In December, Venezuelan President, Nicolas Maduro, announced the decentralized fundraising (Initial Coin Offering) of a new, state-run cryptocurrency called “Petro” - the value of which is said to be tied to the price of domestic petroleum. Maduro later reported that the raise had garnered up to $5bn in unmonitored, international investment, an obvious concern for countries with sanctions against Venezuela.
On March 19th, the White House released an Executive Order banning all U.S. persons from participating in the Petro token sale and demanding those already involved to freeze their investments. The US Treasury Department’s Office of Foreign Assets Control (OFAC) immediately issued guidance: published FAQs stating that cryptocurrency “addresses associated with blocked persons” will be added to its database of Specially Designated Nationals (SDNs), a list of people, organizations, and entities with whom U.S. persons are forbidden to transact.

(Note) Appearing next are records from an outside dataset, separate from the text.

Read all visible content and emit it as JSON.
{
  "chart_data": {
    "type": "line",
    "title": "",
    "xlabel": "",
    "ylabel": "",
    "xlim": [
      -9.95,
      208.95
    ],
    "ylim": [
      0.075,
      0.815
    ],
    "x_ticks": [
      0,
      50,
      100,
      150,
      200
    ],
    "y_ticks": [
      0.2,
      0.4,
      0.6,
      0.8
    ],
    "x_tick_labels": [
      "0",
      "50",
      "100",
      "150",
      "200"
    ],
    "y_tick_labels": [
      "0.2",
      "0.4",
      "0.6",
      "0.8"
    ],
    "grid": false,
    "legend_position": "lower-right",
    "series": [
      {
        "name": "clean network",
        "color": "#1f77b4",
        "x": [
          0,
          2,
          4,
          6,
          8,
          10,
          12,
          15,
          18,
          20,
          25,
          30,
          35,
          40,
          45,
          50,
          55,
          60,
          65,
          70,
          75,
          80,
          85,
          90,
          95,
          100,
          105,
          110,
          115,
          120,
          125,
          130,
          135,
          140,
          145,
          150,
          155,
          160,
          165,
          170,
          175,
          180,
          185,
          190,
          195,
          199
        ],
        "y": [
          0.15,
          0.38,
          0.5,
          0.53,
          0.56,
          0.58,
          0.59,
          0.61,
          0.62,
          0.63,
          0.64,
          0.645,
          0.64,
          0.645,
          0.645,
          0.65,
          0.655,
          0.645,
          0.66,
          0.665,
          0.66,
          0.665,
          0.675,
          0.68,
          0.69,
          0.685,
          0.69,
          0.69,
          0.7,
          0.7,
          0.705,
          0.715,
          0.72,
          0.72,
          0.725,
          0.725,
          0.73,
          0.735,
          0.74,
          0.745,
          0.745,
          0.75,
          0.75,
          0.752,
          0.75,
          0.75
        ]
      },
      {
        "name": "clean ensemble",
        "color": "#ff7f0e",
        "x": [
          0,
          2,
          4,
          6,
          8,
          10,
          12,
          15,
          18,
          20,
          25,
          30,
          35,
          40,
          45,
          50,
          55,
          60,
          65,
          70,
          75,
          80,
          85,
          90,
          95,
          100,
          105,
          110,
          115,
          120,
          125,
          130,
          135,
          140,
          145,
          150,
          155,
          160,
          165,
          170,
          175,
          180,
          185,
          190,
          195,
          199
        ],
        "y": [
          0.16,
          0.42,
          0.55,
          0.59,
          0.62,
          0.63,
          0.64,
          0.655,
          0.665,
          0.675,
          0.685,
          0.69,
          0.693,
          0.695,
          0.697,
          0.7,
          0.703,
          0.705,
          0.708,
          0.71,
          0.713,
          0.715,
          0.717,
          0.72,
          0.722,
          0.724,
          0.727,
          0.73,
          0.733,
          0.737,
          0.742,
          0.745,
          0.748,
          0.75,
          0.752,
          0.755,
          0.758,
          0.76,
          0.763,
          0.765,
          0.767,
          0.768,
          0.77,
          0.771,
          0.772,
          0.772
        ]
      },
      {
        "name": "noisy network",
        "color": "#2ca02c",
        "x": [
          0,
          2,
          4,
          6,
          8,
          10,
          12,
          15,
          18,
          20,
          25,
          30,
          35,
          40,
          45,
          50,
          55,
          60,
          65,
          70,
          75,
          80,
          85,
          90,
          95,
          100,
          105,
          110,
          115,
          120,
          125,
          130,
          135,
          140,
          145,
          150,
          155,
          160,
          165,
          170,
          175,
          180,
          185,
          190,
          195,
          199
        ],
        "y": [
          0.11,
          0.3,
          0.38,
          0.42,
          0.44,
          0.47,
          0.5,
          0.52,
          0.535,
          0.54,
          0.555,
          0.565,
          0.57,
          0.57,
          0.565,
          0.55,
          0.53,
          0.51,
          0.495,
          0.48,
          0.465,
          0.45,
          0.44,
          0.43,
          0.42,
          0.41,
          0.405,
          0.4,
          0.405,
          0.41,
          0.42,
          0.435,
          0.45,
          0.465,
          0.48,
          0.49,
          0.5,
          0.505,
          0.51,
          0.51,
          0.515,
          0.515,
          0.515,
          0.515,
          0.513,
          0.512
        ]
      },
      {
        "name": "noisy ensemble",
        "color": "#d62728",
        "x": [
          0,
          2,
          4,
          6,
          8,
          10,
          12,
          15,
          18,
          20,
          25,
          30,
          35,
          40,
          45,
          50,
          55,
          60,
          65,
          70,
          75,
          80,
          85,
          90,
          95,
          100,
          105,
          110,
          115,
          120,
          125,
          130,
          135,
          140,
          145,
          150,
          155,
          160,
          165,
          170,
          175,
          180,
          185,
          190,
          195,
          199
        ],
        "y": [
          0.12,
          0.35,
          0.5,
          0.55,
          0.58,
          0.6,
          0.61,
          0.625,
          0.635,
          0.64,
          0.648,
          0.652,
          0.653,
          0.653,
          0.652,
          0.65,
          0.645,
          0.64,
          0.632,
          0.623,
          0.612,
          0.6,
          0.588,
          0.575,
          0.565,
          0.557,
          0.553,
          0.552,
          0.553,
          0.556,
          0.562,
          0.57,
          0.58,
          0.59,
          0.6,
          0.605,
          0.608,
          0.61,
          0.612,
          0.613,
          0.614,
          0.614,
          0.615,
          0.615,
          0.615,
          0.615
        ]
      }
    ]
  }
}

OFAC has fined U.S. and international firms billions of dollars for violating sanctions laws in recent years. While it is unclear exactly how and when cryptocurrency information will be represented on the SDN list, the FAQ publication is evidence that the office has its eyes on entities using cryptocurrencies and will use its authority to punish those who violate its sanctions. Clarity from OFAC on this topic is relief for many businesses prepared to handle the office’s new stipulations, but a wake up call for others. Financial institutions with exposure to cryptocurrencies must take active measures in understanding their connection to entities on OFAC’s SDN list, while also installing adequate levers to measure and mitigate the subsequent risk.